Y puede que el saber se siga especializando y parcelizando, que la investigación avance hacia rincones más profundos, que se creen nuevas disciplinas concéntricas, que se vayan alejando del eje y entre sí, que los satélites sepan más de nosotros que nosotros mismos, que los motores de búsqueda conozcan más mi pasado que yo, pero siempre va a quedar esa chispa, esa necesidad que surge del caos, siempre serán necesarios los que sepan un poquito de todo y mucho de nada, porque alguien tiene que tender puentes, alguien tiene que organizar los datos, encontrar dónde buscar, saber quién es el que sabe. La vida seguirá necesitando, cada vez más, de un editor.
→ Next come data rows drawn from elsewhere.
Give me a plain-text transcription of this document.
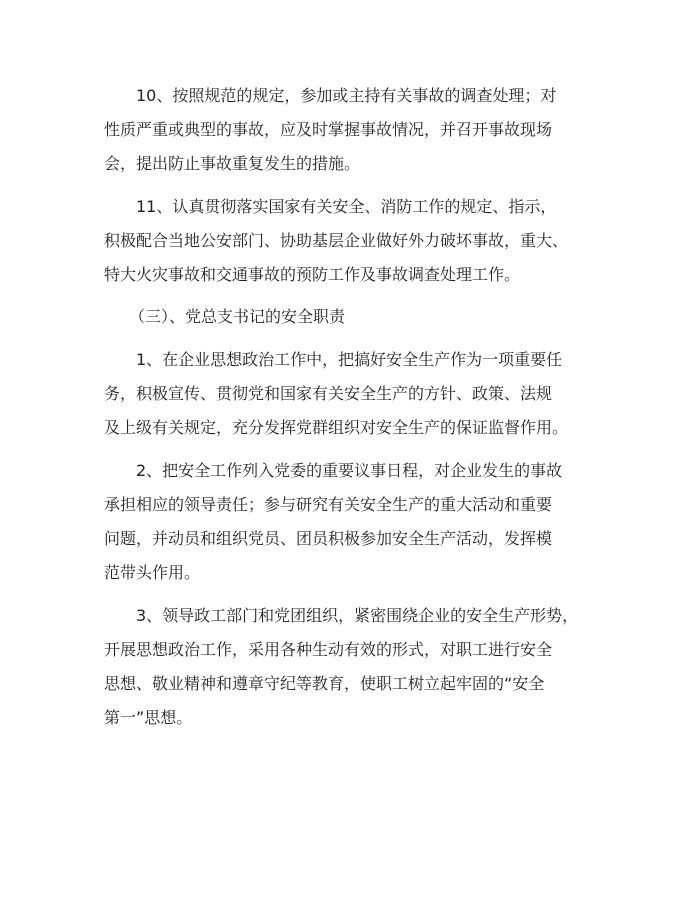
10、按照规范的规定，参加或主持有关事故的调查处理；对
性质严重或典型的事故，应及时掌握事故情况，并召开事故现场
会，提出防止事故重复发生的措施。
11、认真贯彻落实国家有关安全、消防工作的规定、指示，
积极配合当地公安部门、协助基层企业做好外力破坏事故，重大、
特大火灾事故和交通事故的预防工作及事故调查处理工作。
（三）、党总支书记的安全职责
1、在企业思想政治工作中，把搞好安全生产作为一项重要任
务，积极宣传、贯彻党和国家有关安全生产的方针、政策、法规
及上级有关规定，充分发挥党群组织对安全生产的保证监督作用。
2、把安全工作列入党委的重要议事日程，对企业发生的事故
承担相应的领导责任；参与研究有关安全生产的重大活动和重要
问题，并动员和组织党员、团员积极参加安全生产活动，发挥模
范带头作用。
3、领导政工部门和党团组织，紧密围绕企业的安全生产形势，
开展思想政治工作，采用各种生动有效的形式，对职工进行安全
思想、敬业精神和遵章守纪等教育，使职工树立起牢固的“安全
第一”思想。
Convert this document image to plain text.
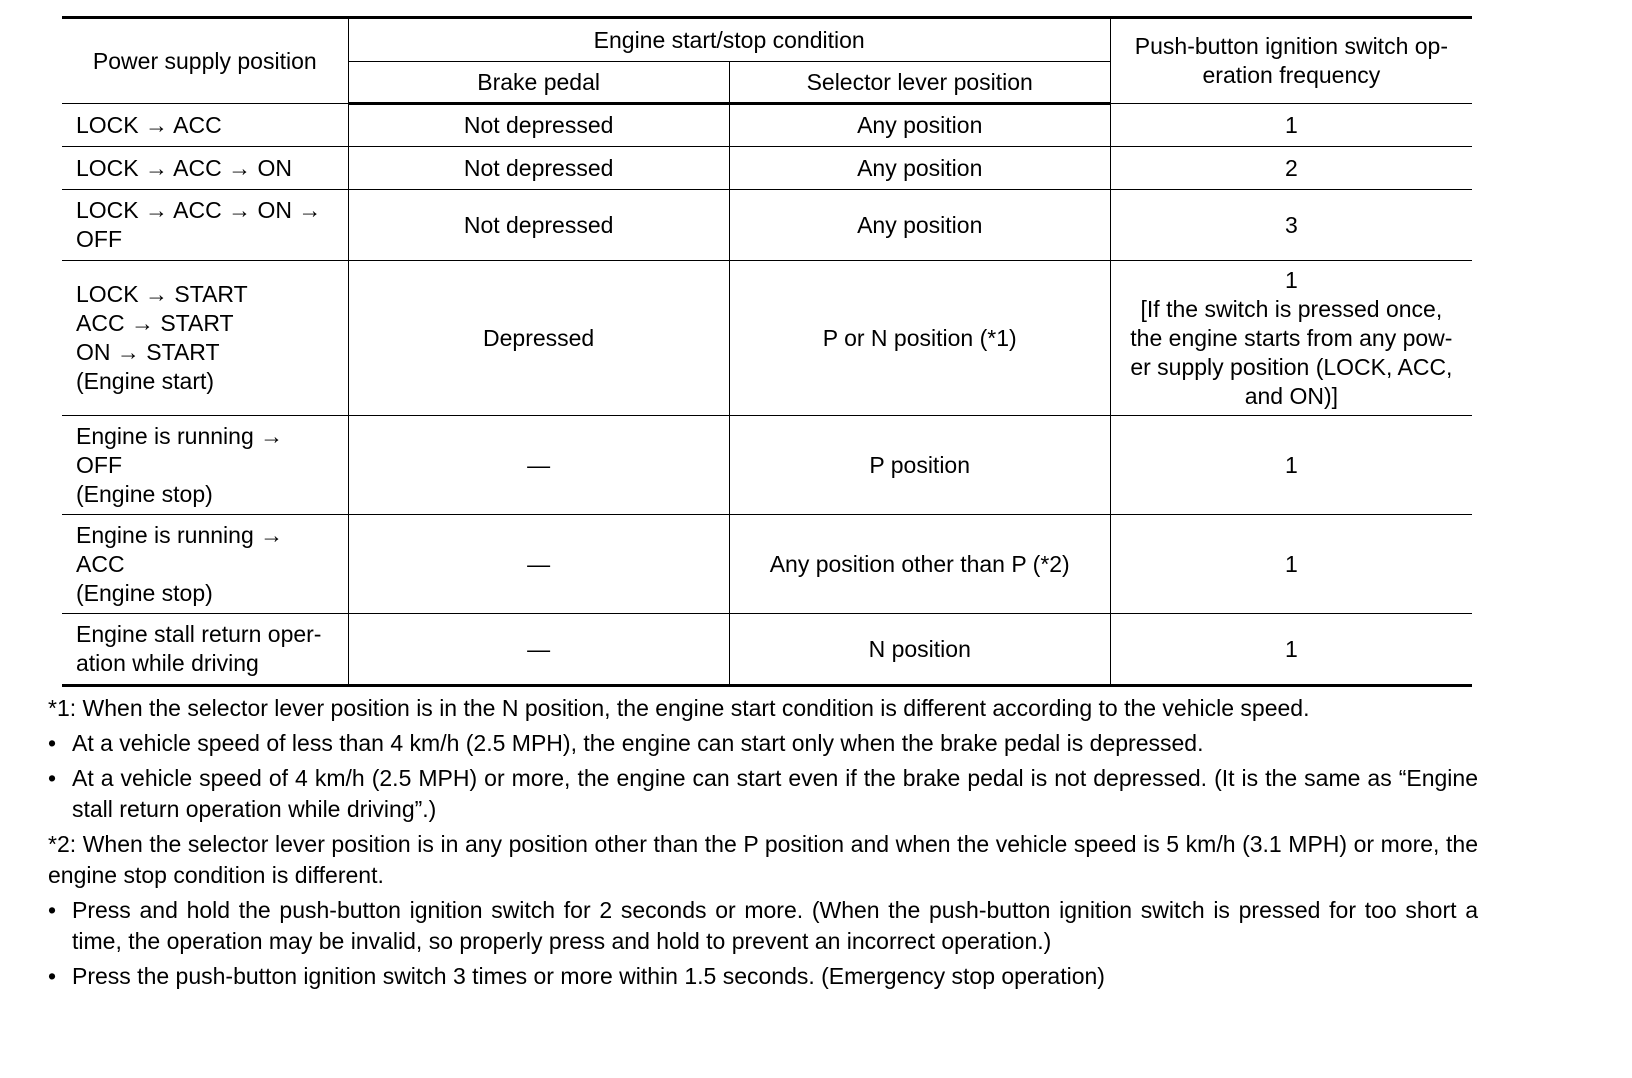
Power supply position	Engine start/stop condition		Push-button ignition switch op-
eration frequency

	Brake pedal	Selector lever position	

LOCK → ACC	Not depressed	Any position	1

LOCK → ACC → ON	Not depressed	Any position	2

LOCK → ACC → ON →
OFF	Not depressed	Any position	3

LOCK → START
ACC → START
ON → START
(Engine start)	Depressed	P or N position (*1)	1
[If the switch is pressed once,
the engine starts from any pow-
er supply position (LOCK, ACC,
and ON)]

Engine is running →
OFF
(Engine stop)	—	P position	1

Engine is running →
ACC
(Engine stop)	—	Any position other than P (*2)	1

Engine stall return oper-
ation while driving	—	N position	1

*1: When the selector lever position is in the N position, the engine start condition is different according to the vehicle speed.

• At a vehicle speed of less than 4 km/h (2.5 MPH), the engine can start only when the brake pedal is depressed.
• At a vehicle speed of 4 km/h (2.5 MPH) or more, the engine can start even if the brake pedal is not depressed. (It is the same as “Engine stall return operation while driving”.)

*2: When the selector lever position is in any position other than the P position and when the vehicle speed is 5 km/h (3.1 MPH) or more, the engine stop condition is different.

• Press and hold the push-button ignition switch for 2 seconds or more. (When the push-button ignition switch is pressed for too short a time, the operation may be invalid, so properly press and hold to prevent an incorrect operation.)
• Press the push-button ignition switch 3 times or more within 1.5 seconds. (Emergency stop operation)
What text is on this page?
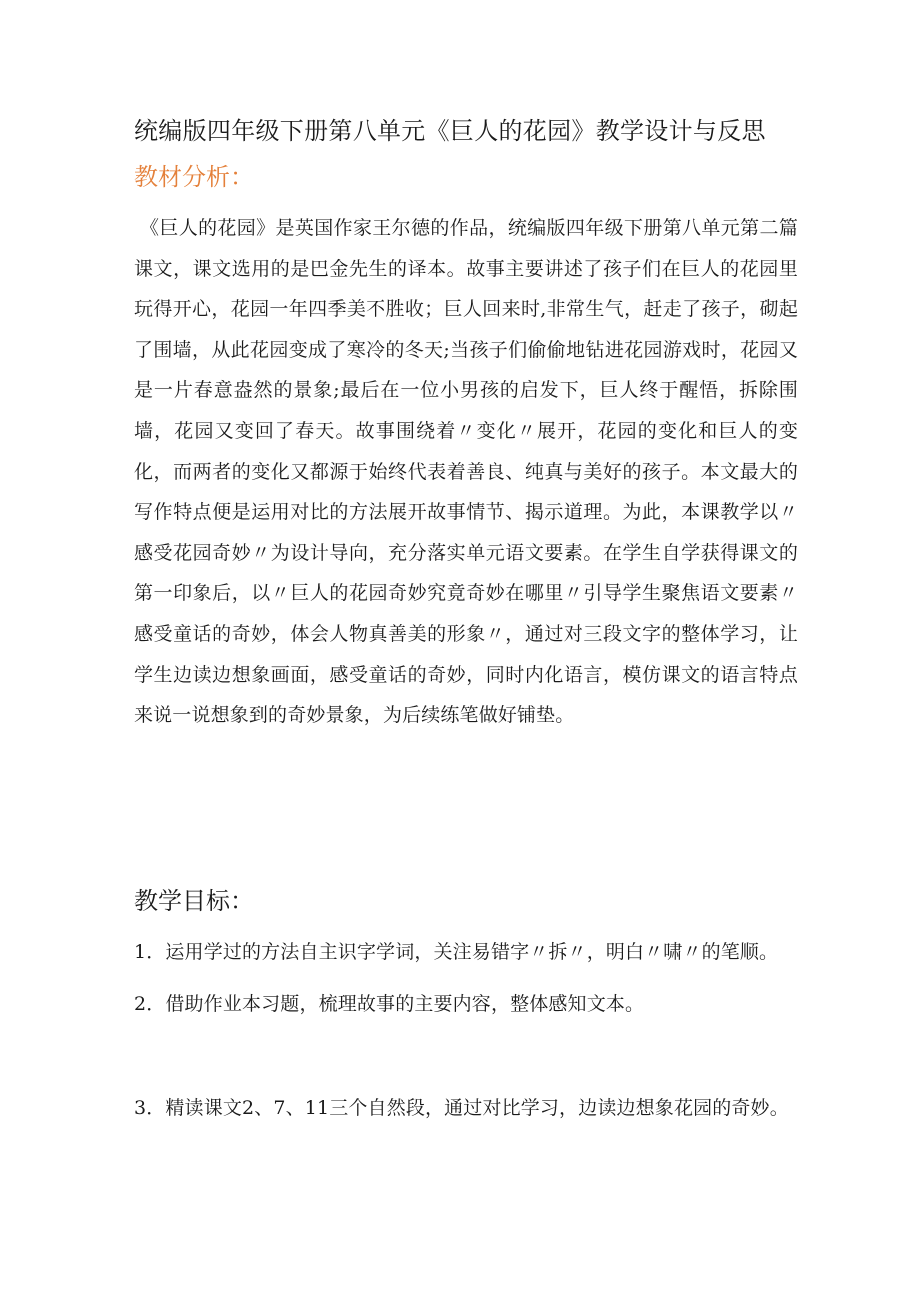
统编版四年级下册第八单元《巨人的花园》教学设计与反思
教材分析：
《巨人的花园》是英国作家王尔德的作品，统编版四年级下册第八单元第二篇课文，课文选用的是巴金先生的译本。故事主要讲述了孩子们在巨人的花园里玩得开心，花园一年四季美不胜收；巨人回来时,非常生气，赶走了孩子，砌起了围墙，从此花园变成了寒冷的冬天;当孩子们偷偷地钻进花园游戏时，花园又是一片春意盎然的景象;最后在一位小男孩的启发下，巨人终于醒悟，拆除围墙，花园又变回了春天。故事围绕着〃变化〃展开，花园的变化和巨人的变化，而两者的变化又都源于始终代表着善良、纯真与美好的孩子。本文最大的写作特点便是运用对比的方法展开故事情节、揭示道理。为此，本课教学以〃感受花园奇妙〃为设计导向，充分落实单元语文要素。在学生自学获得课文的第一印象后，以〃巨人的花园奇妙究竟奇妙在哪里〃引导学生聚焦语文要素〃感受童话的奇妙，体会人物真善美的形象〃，通过对三段文字的整体学习，让学生边读边想象画面，感受童话的奇妙，同时内化语言，模仿课文的语言特点来说一说想象到的奇妙景象，为后续练笔做好铺垫。
教学目标：
1．运用学过的方法自主识字学词，关注易错字〃拆〃，明白〃啸〃的笔顺。
2．借助作业本习题，梳理故事的主要内容，整体感知文本。
3．精读课文2、7、11三个自然段，通过对比学习，边读边想象花园的奇妙。
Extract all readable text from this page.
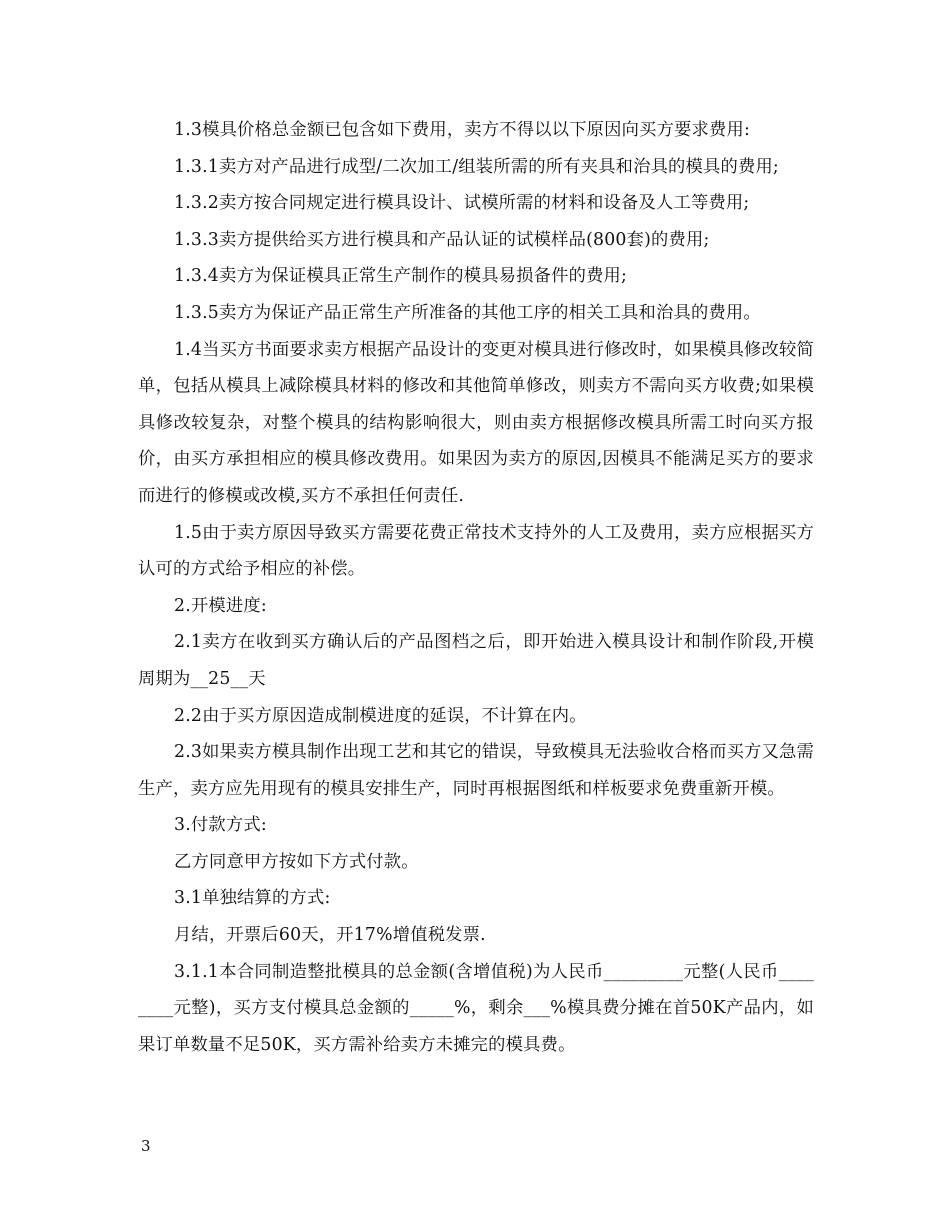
1.3模具价格总金额已包含如下费用，卖方不得以以下原因向买方要求费用:

1.3.1卖方对产品进行成型/二次加工/组装所需的所有夹具和治具的模具的费用;

1.3.2卖方按合同规定进行模具设计、试模所需的材料和设备及人工等费用;

1.3.3卖方提供给买方进行模具和产品认证的试模样品(800套)的费用;

1.3.4卖方为保证模具正常生产制作的模具易损备件的费用;

1.3.5卖方为保证产品正常生产所准备的其他工序的相关工具和治具的费用。

1.4当买方书面要求卖方根据产品设计的变更对模具进行修改时，如果模具修改较简单，包括从模具上减除模具材料的修改和其他简单修改，则卖方不需向买方收费;如果模具修改较复杂，对整个模具的结构影响很大，则由卖方根据修改模具所需工时向买方报价，由买方承担相应的模具修改费用。如果因为卖方的原因,因模具不能满足买方的要求而进行的修模或改模,买方不承担任何责任.

1.5由于卖方原因导致买方需要花费正常技术支持外的人工及费用，卖方应根据买方认可的方式给予相应的补偿。

2.开模进度:

2.1卖方在收到买方确认后的产品图档之后，即开始进入模具设计和制作阶段,开模周期为__25__天

2.2由于买方原因造成制模进度的延误，不计算在内。

2.3如果卖方模具制作出现工艺和其它的错误，导致模具无法验收合格而买方又急需生产，卖方应先用现有的模具安排生产，同时再根据图纸和样板要求免费重新开模。

3.付款方式:

乙方同意甲方按如下方式付款。

3.1单独结算的方式:

月结，开票后60天，开17%增值税发票.

3.1.1本合同制造整批模具的总金额(含增值税)为人民币_________元整(人民币________元整)，买方支付模具总金额的_____%，剩余___%模具费分摊在首50K产品内，如果订单数量不足50K，买方需补给卖方未摊完的模具费。

3
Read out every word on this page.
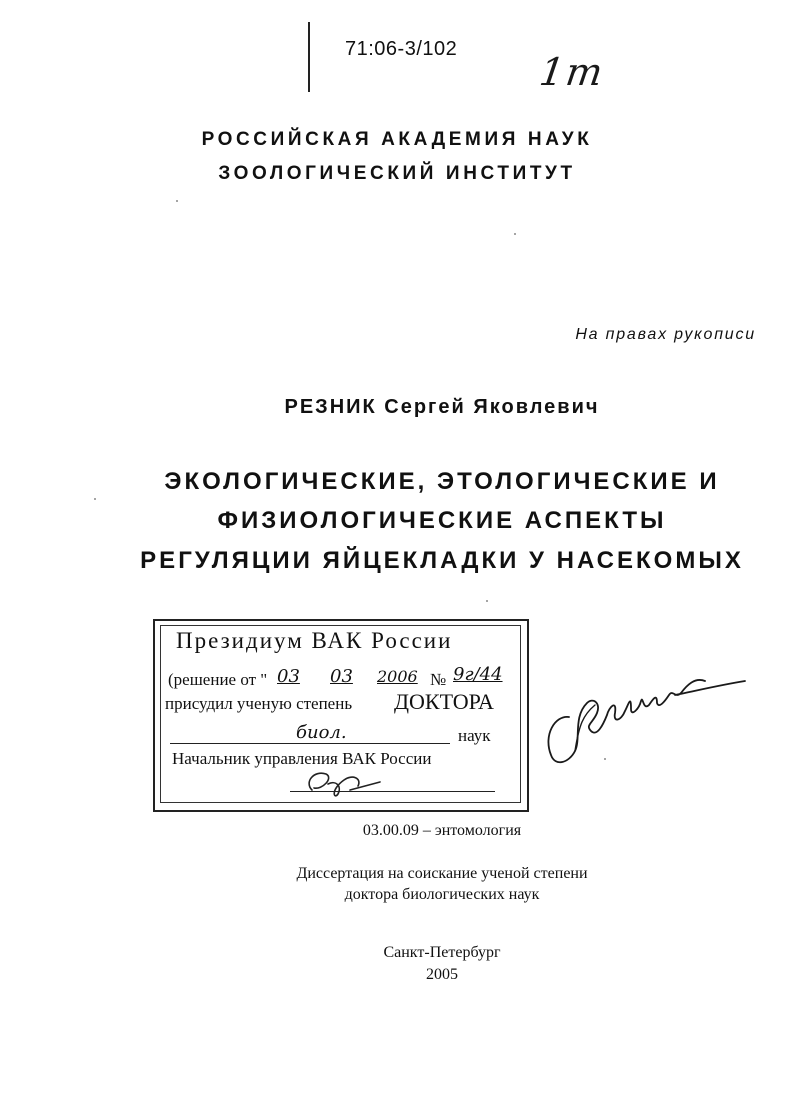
71:06-3/102
1т
РОССИЙСКАЯ АКАДЕМИЯ НАУК
ЗООЛОГИЧЕСКИЙ ИНСТИТУТ
На правах рукописи
РЕЗНИК Сергей Яковлевич
ЭКОЛОГИЧЕСКИЕ, ЭТОЛОГИЧЕСКИЕ И
ФИЗИОЛОГИЧЕСКИЕ АСПЕКТЫ
РЕГУЛЯЦИИ ЯЙЦЕКЛАДКИ У НАСЕКОМЫХ
Президиум ВАК России
(решение от " 03 03 2006 № 9г/44
присудил ученую степень ДОКТОРА
биол.	наук
Начальник управления ВАК России
03.00.09 – энтомология
Диссертация на соискание ученой степени
доктора биологических наук
Санкт-Петербург
2005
Aunque desaparezcan los medios de comunicación.

Se pueden caer los grandes relatos, pueden morir las ideologías, pueden caducar los metamensajes, suicidarse en un callejón la filosofía, fragmentarse en nuevas tribus las tribus fragmentadas. Pero alguien tiene que mirar desde el balcón. Alguien tiene que tomar distancia. Alguien tiene que espiar al resto de las posibilidades. Alguien tiene que ordenar los cajones de información, aunque vengan en cajas cada vez más diminutas. Alguien, todavía, tiene que andar buscando el sentido de las cosas. No para encontrarlo. De eso que se encarguen los que saben. Sino para mirarlo, detenidamente, en secreto, imaginando cómo será el sentido desnudo, cómo será en otro lugar, con otra actitud, sin Dios, sin la Virgen, sin diptongos ni ecuaciones.